Elvanzo terdiam, bingung. Ia hanya semalam melihat Aluna dengan kehangatan yang mulai terbentuk kembali. Tetapi sekarang, ada jarak yang begitu terasa, lebih jauh daripada yang bisa dijelaskan dengan kata-kata.
"Mari kita pergi, Aluna. Mereka pasti membutuhkan kita sekarang," ucap Elvanzo, berusaha tetap menunjukkan perhatian, meskipun dia merasa ada kekosongan antara mereka yang semakin membesar.
Aluna mengangguk pelan, tidak mengatakan apapun, hanya bergerak tanpa sepatah kata pun. Sesuatu yang hampir mengganggu keseimbangan Elvanzo. Mereka berdua berjalan keluar dari kampus dalam keheningan yang tebal, langkah kaki mereka terdengar bergantian namun sama sekali tidak bersambung seperti sebelumnya. Ada kesunyian yang menambah berat pada langkah-langkah mereka.
Dalam perjalanan menuju klinik, Aluna kembali terbungkam. Wajahnya menatap ke luar jendela mobil, seolah dunia di luar sana bisa memberi jawaban untuk rasa kosong yang melanda dirinya. Elvanzo, yang duduk di sampingnya, merasa semakin tertekan. Ia tahu, ini bukan soal pekerjaan atau pasien yang harus ditangani di klinik—ini tentang sesuatu yang jauh lebih pribadi dan mendalam.
"Aluna..." Elvanzo memulai kalimatnya dengan hati-hati, "apa yang terjadi? Mengapa kita tiba-tiba seperti ini lagi? Bukankah kemarin... kita hampir melewati semuanya?"
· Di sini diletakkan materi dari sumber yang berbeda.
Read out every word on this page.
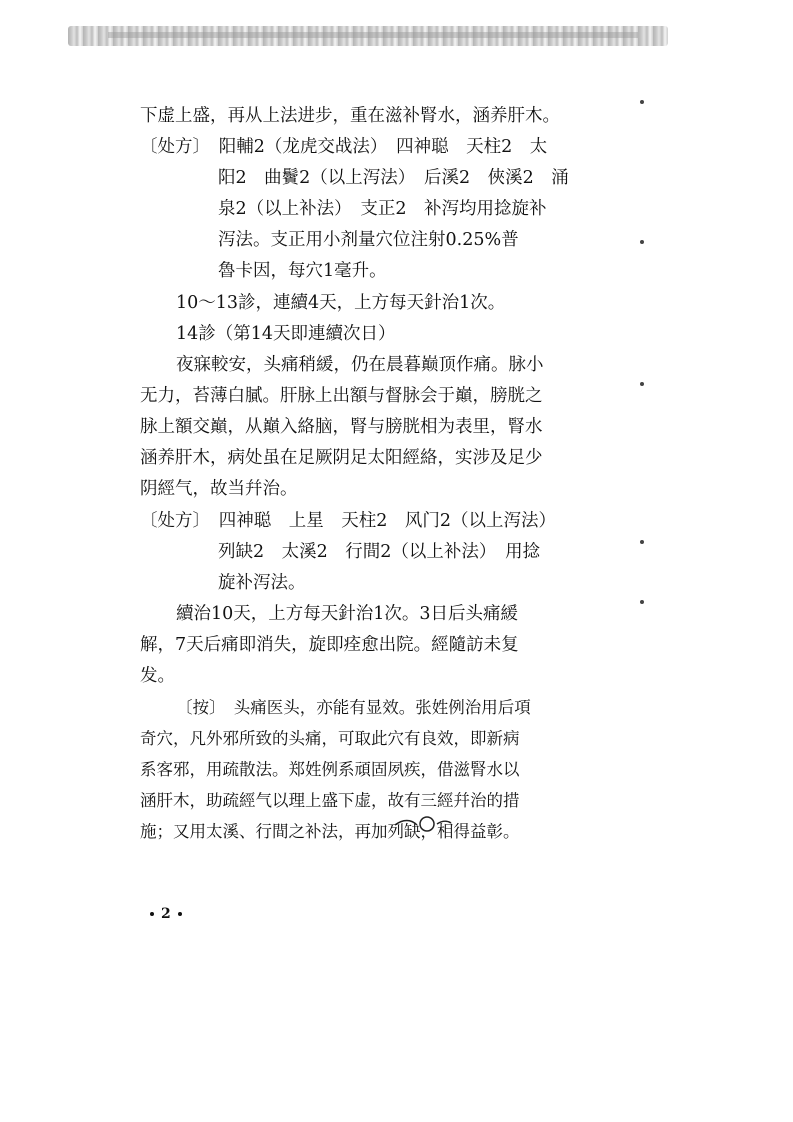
下虚上盛，再从上法进步，重在滋补腎水，涵养肝木。
〔处方〕　阳輔2（龙虎交战法）　四神聪　天柱2　太
阳2　曲鬢2（以上泻法）　后溪2　俠溪2　涌
泉2（以上补法）　支正2　补泻均用捻旋补
泻法。支正用小剂量穴位注射0.25%普
魯卡因，每穴1毫升。
10～13診，連續4天，上方每天針治1次。
14診（第14天即連續次日）
夜寐較安，头痛稍緩，仍在晨暮巅顶作痛。脉小
无力，苔薄白膩。肝脉上出額与督脉会于巔，膀胱之
脉上額交巔，从巔入絡脑，腎与膀胱相为表里，腎水
涵养肝木，病处虽在足厥阴足太阳經絡，实涉及足少
阴經气，故当幷治。
〔处方〕　四神聪　上星　天柱2　风门2（以上泻法）
列缺2　太溪2　行間2（以上补法）　用捻
旋补泻法。
續治10天，上方每天針治1次。3日后头痛緩
解，7天后痛即消失，旋即痊愈出院。經隨訪未复
发。
〔按〕　头痛医头，亦能有显效。张姓例治用后項
奇穴，凡外邪所致的头痛，可取此穴有良效，即新病
系客邪，用疏散法。郑姓例系頑固夙疾，借滋腎水以
涵肝木，助疏經气以理上盛下虚，故有三經幷治的措
施；又用太溪、行間之补法，再加列缺，相得益彰。
2
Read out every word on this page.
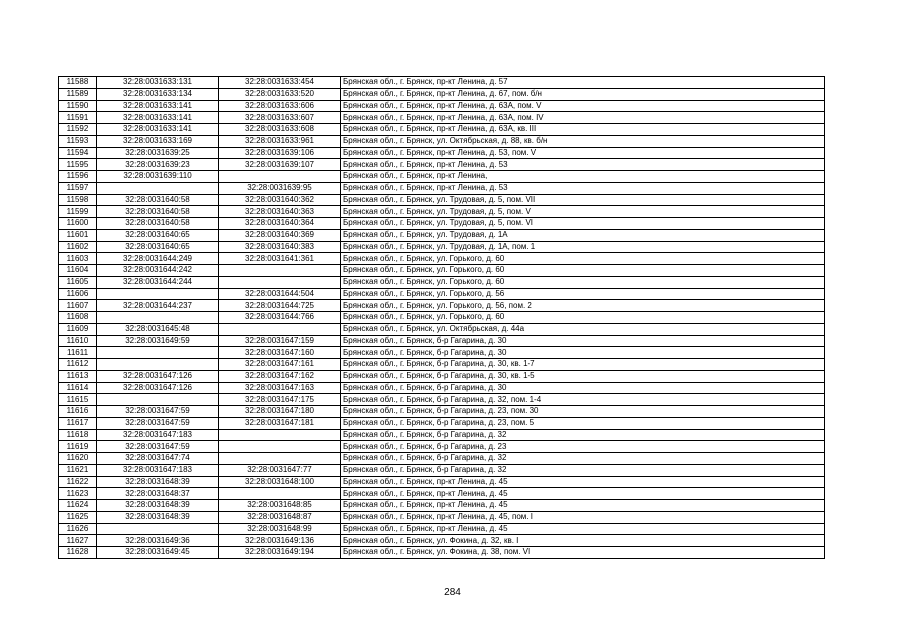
11588	32:28:0031633:131	32:28:0031633:454	Брянская обл., г. Брянск, пр-кт Ленина, д. 57
11589	32:28:0031633:134	32:28:0031633:520	Брянская обл., г. Брянск, пр-кт Ленина, д. 67, пом. б/н
11590	32:28:0031633:141	32:28:0031633:606	Брянская обл., г. Брянск, пр-кт Ленина, д. 63А, пом. V
11591	32:28:0031633:141	32:28:0031633:607	Брянская обл., г. Брянск, пр-кт Ленина, д. 63А, пом. IV
11592	32:28:0031633:141	32:28:0031633:608	Брянская обл., г. Брянск, пр-кт Ленина, д. 63А, кв. III
11593	32:28:0031633:169	32:28:0031633:961	Брянская обл., г. Брянск, ул. Октябрьская, д. 88, кв. б/н
11594	32:28:0031639:25	32:28:0031639:106	Брянская обл., г. Брянск, пр-кт Ленина, д. 53, пом. V
11595	32:28:0031639:23	32:28:0031639:107	Брянская обл., г. Брянск, пр-кт Ленина, д. 53
11596	32:28:0031639:110		Брянская обл., г. Брянск, пр-кт Ленина,
11597		32:28:0031639:95	Брянская обл., г. Брянск, пр-кт Ленина, д. 53
11598	32:28:0031640:58	32:28:0031640:362	Брянская обл., г. Брянск, ул. Трудовая, д. 5, пом. VII
11599	32:28:0031640:58	32:28:0031640:363	Брянская обл., г. Брянск, ул. Трудовая, д. 5, пом. V
11600	32:28:0031640:58	32:28:0031640:364	Брянская обл., г. Брянск, ул. Трудовая, д. 5, пом. VI
11601	32:28:0031640:65	32:28:0031640:369	Брянская обл., г. Брянск, ул. Трудовая, д. 1А
11602	32:28:0031640:65	32:28:0031640:383	Брянская обл., г. Брянск, ул. Трудовая, д. 1А, пом. 1
11603	32:28:0031644:249	32:28:0031641:361	Брянская обл., г. Брянск, ул. Горького, д. 60
11604	32:28:0031644:242		Брянская обл., г. Брянск, ул. Горького, д. 60
11605	32:28:0031644:244		Брянская обл., г. Брянск, ул. Горького, д. 60
11606		32:28:0031644:504	Брянская обл., г. Брянск, ул. Горького, д. 56
11607	32:28:0031644:237	32:28:0031644:725	Брянская обл., г. Брянск, ул. Горького, д. 56, пом. 2
11608		32:28:0031644:766	Брянская обл., г. Брянск, ул. Горького, д. 60
11609	32:28:0031645:48		Брянская обл., г. Брянск, ул. Октябрьская, д. 44а
11610	32:28:0031649:59	32:28:0031647:159	Брянская обл., г. Брянск, б-р Гагарина, д. 30
11611		32:28:0031647:160	Брянская обл., г. Брянск, б-р Гагарина, д. 30
11612		32:28:0031647:161	Брянская обл., г. Брянск, б-р Гагарина, д. 30, кв. 1-7
11613	32:28:0031647:126	32:28:0031647:162	Брянская обл., г. Брянск, б-р Гагарина, д. 30, кв. 1-5
11614	32:28:0031647:126	32:28:0031647:163	Брянская обл., г. Брянск, б-р Гагарина, д. 30
11615		32:28:0031647:175	Брянская обл., г. Брянск, б-р Гагарина, д. 32, пом. 1-4
11616	32:28:0031647:59	32:28:0031647:180	Брянская обл., г. Брянск, б-р Гагарина, д. 23, пом. 30
11617	32:28:0031647:59	32:28:0031647:181	Брянская обл., г. Брянск, б-р Гагарина, д. 23, пом. 5
11618	32:28:0031647:183		Брянская обл., г. Брянск, б-р Гагарина, д. 32
11619	32:28:0031647:59		Брянская обл., г. Брянск, б-р Гагарина, д. 23
11620	32:28:0031647:74		Брянская обл., г. Брянск, б-р Гагарина, д. 32
11621	32:28:0031647:183	32:28:0031647:77	Брянская обл., г. Брянск, б-р Гагарина, д. 32
11622	32:28:0031648:39	32:28:0031648:100	Брянская обл., г. Брянск, пр-кт Ленина, д. 45
11623	32:28:0031648:37		Брянская обл., г. Брянск, пр-кт Ленина, д. 45
11624	32:28:0031648:39	32:28:0031648:85	Брянская обл., г. Брянск, пр-кт Ленина, д. 45
11625	32:28:0031648:39	32:28:0031648:87	Брянская обл., г. Брянск, пр-кт Ленина, д. 45, пом. I
11626		32:28:0031648:99	Брянская обл., г. Брянск, пр-кт Ленина, д. 45
11627	32:28:0031649:36	32:28:0031649:136	Брянская обл., г. Брянск, ул. Фокина, д. 32, кв. I
11628	32:28:0031649:45	32:28:0031649:194	Брянская обл., г. Брянск, ул. Фокина, д. 38, пом. VI
284
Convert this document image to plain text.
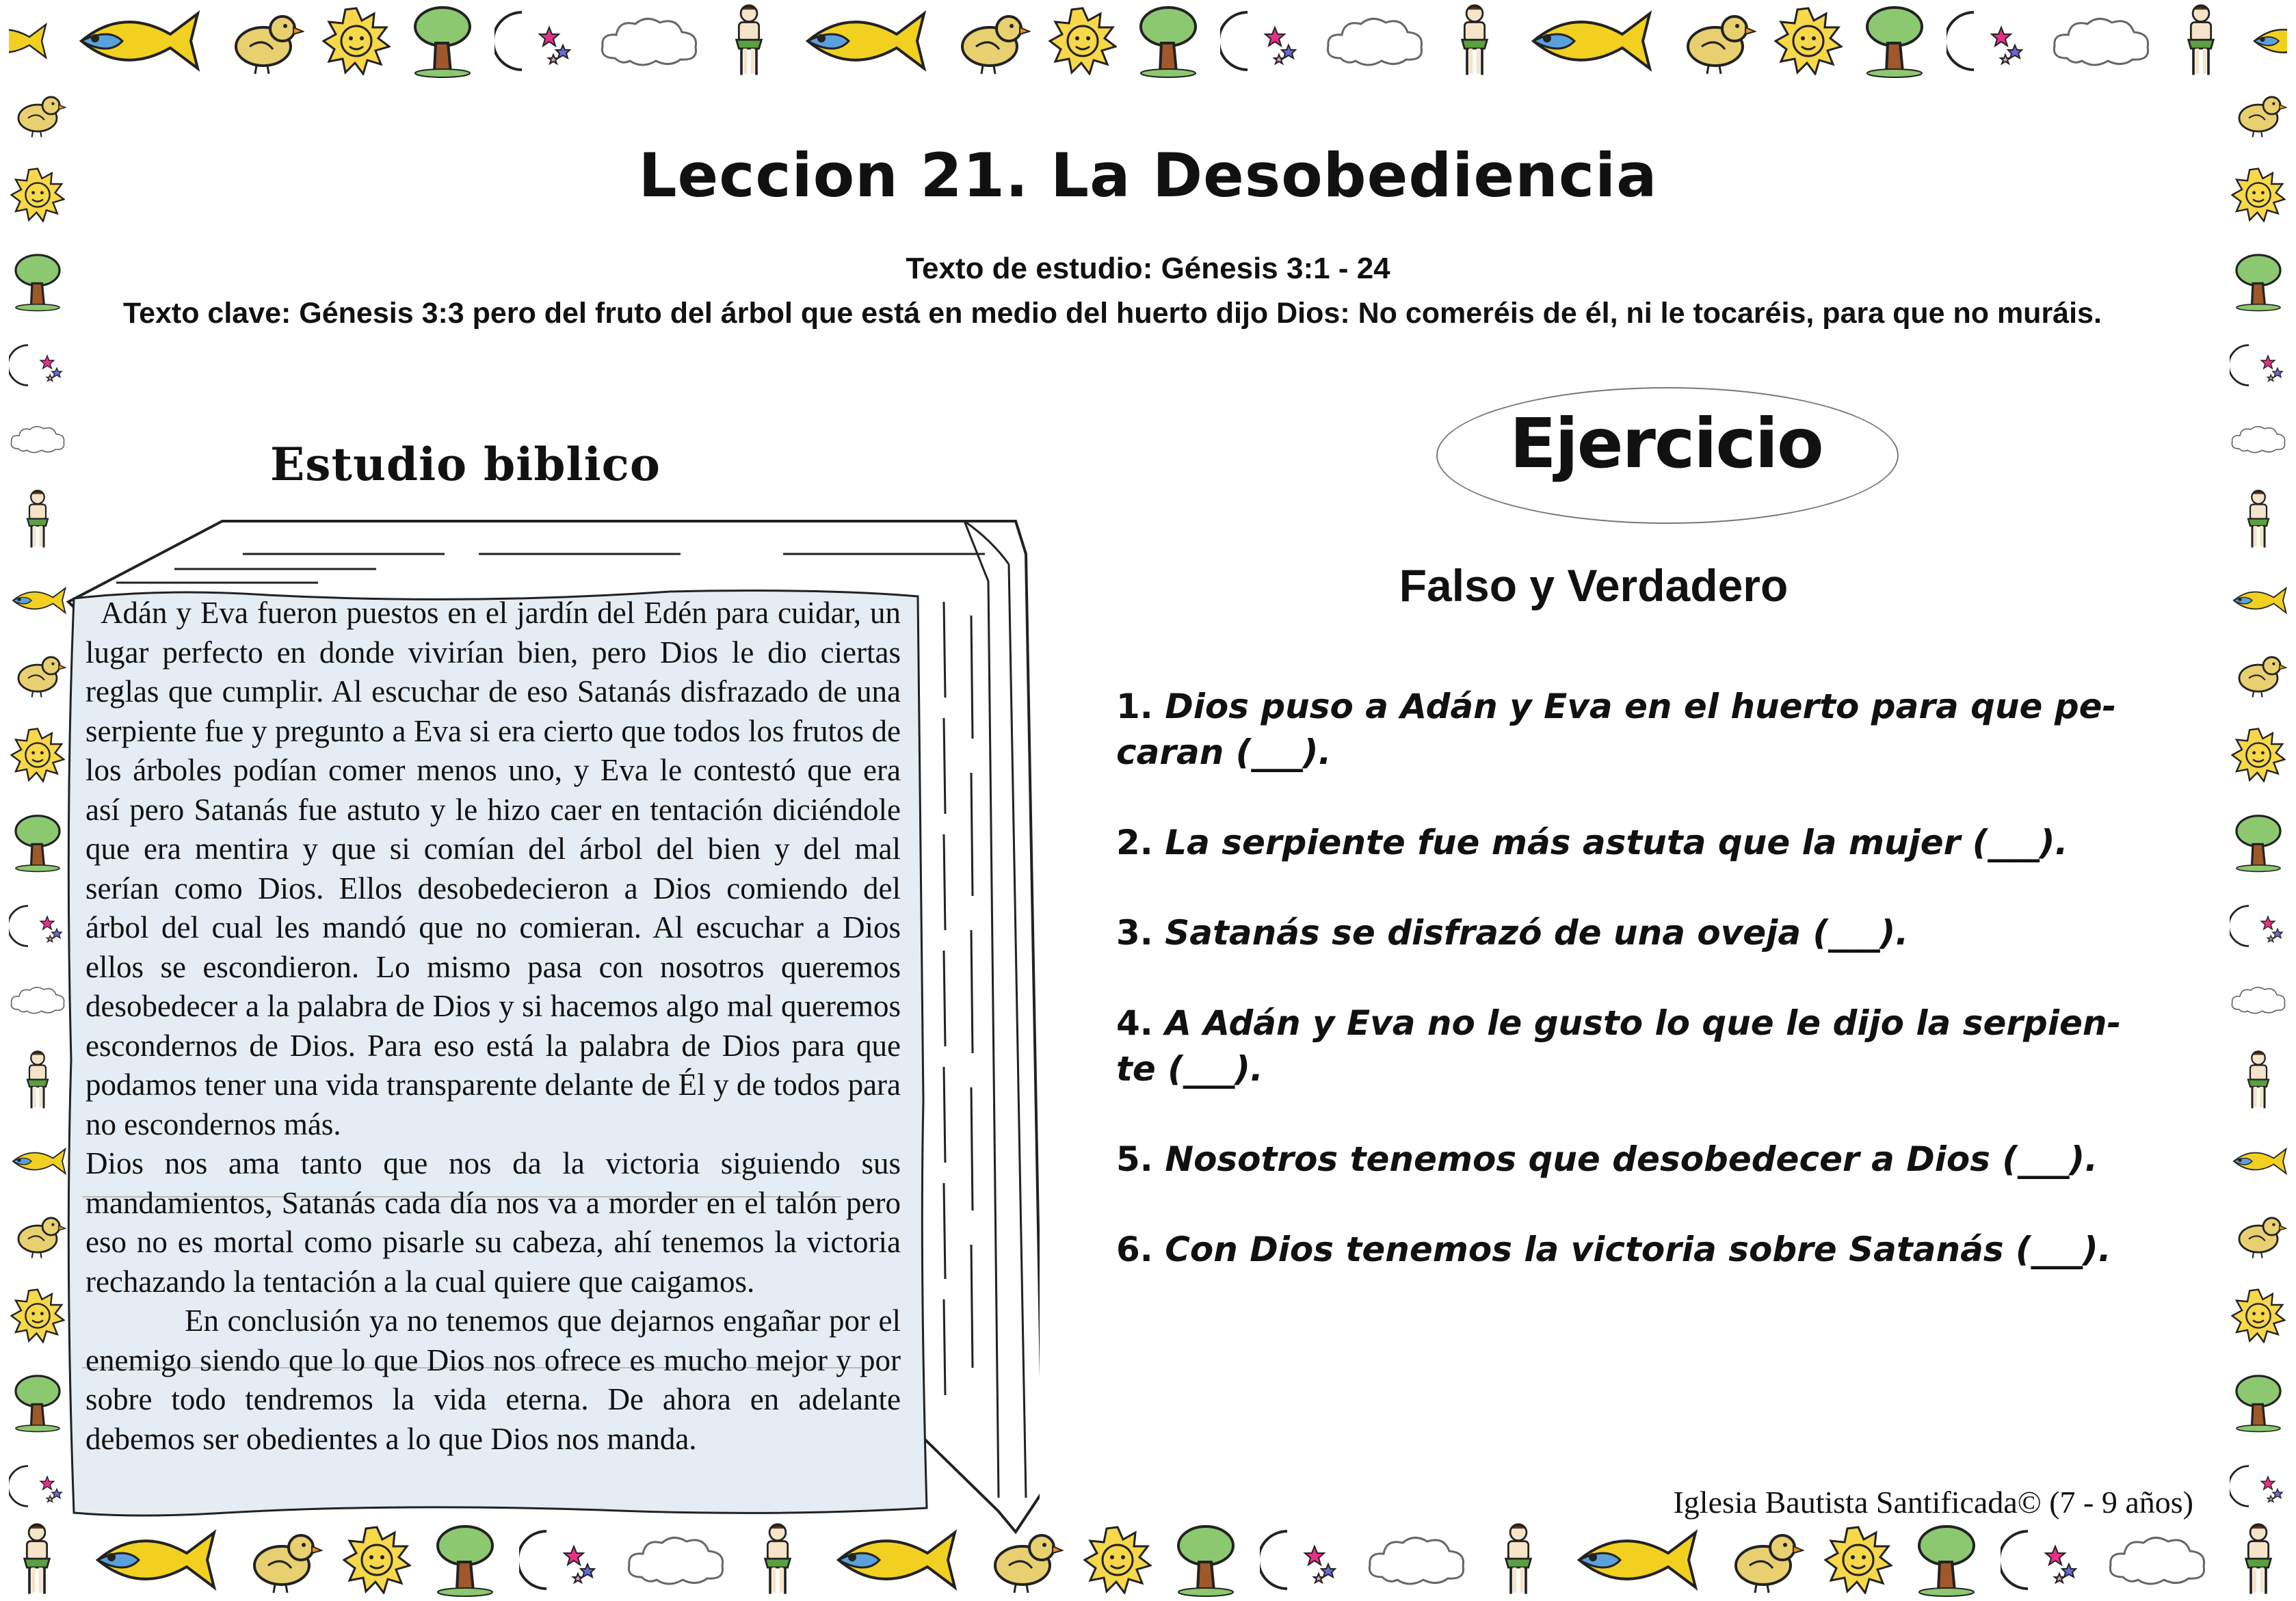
Leccion 21. La Desobediencia
Texto de estudio: Génesis 3:1 - 24
Texto clave: Génesis 3:3 pero del fruto del árbol que está en medio del huerto dijo Dios: No comeréis de él, ni le tocaréis, para que no muráis.
Estudio biblico

Adán y Eva fueron puestos en el jardín del Edén para cuidar, un lugar perfecto en donde vivirían bien, pero Dios le dio ciertas reglas que cumplir. Al escuchar de eso Satanás disfrazado de una serpiente fue y pregunto a Eva si era cierto que todos los frutos de los árboles podían comer menos uno, y Eva le contestó que era así pero Satanás fue astuto y le hizo caer en tentación diciéndole que era mentira y que si comían del árbol del bien y del mal serían como Dios. Ellos desobedecieron a Dios comiendo del árbol del cual les mandó que no comieran. Al escuchar a Dios ellos se escondieron. Lo mismo pasa con nosotros queremos desobedecer a la palabra de Dios y si hacemos algo mal queremos escondernos de Dios. Para eso está la palabra de Dios para que podamos tener una vida transparente delante de Él y de todos para no escondernos más.

Dios nos ama tanto que nos da la victoria siguiendo sus mandamientos, Satanás cada día nos va a morder en el talón pero eso no es mortal como pisarle su cabeza, ahí tenemos la victoria rechazando la tentación a la cual quiere que caigamos.

En conclusión ya no tenemos que dejarnos engañar por el enemigo siendo que lo que Dios nos ofrece es mucho mejor y por sobre todo tendremos la vida eterna. De ahora en adelante debemos ser obedientes a lo que Dios nos manda.

Ejercicio
Falso y Verdadero

1. Dios puso a Adán y Eva en el huerto para que pe-caran (___).

2. La serpiente fue más astuta que la mujer (___).

3. Satanás se disfrazó de una oveja (___).

4. A Adán y Eva no le gusto lo que le dijo la serpien-te (___).

5. Nosotros tenemos que desobedecer a Dios (___).

6. Con Dios tenemos la victoria sobre Satanás (___).

Iglesia Bautista Santificada© (7 - 9 años)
Aluna hanya diam, bibirnya terkatup rapat seolah ingin menjaga dirinya sendiri dari setiap pertanyaan yang mungkin ada. Elvanzo tidak bisa mendesak lebih jauh, namun hatinya terasa tergerogoti oleh rasa ingin tahu yang semakin membuncah. Apa yang terjadi dengan gadis yang selalu tertutup itu? Mengapa ada ketakutan yang terpendam begitu mendalam di balik sikap dinginnya?
Pintu klinik akhirnya terbuka begitu mereka sampai, tetapi rasa hampa antara mereka masih terpelihara dalam hening. Seolah semakin banyak waktu berlalu, semakin sulit untuk menjelaskan jarak yang terbentuk di antara keduanya. Dan di balik kepedulian Elvanzo, Aluna masih merasa tak ingin membuka dirinya terlalu jauh.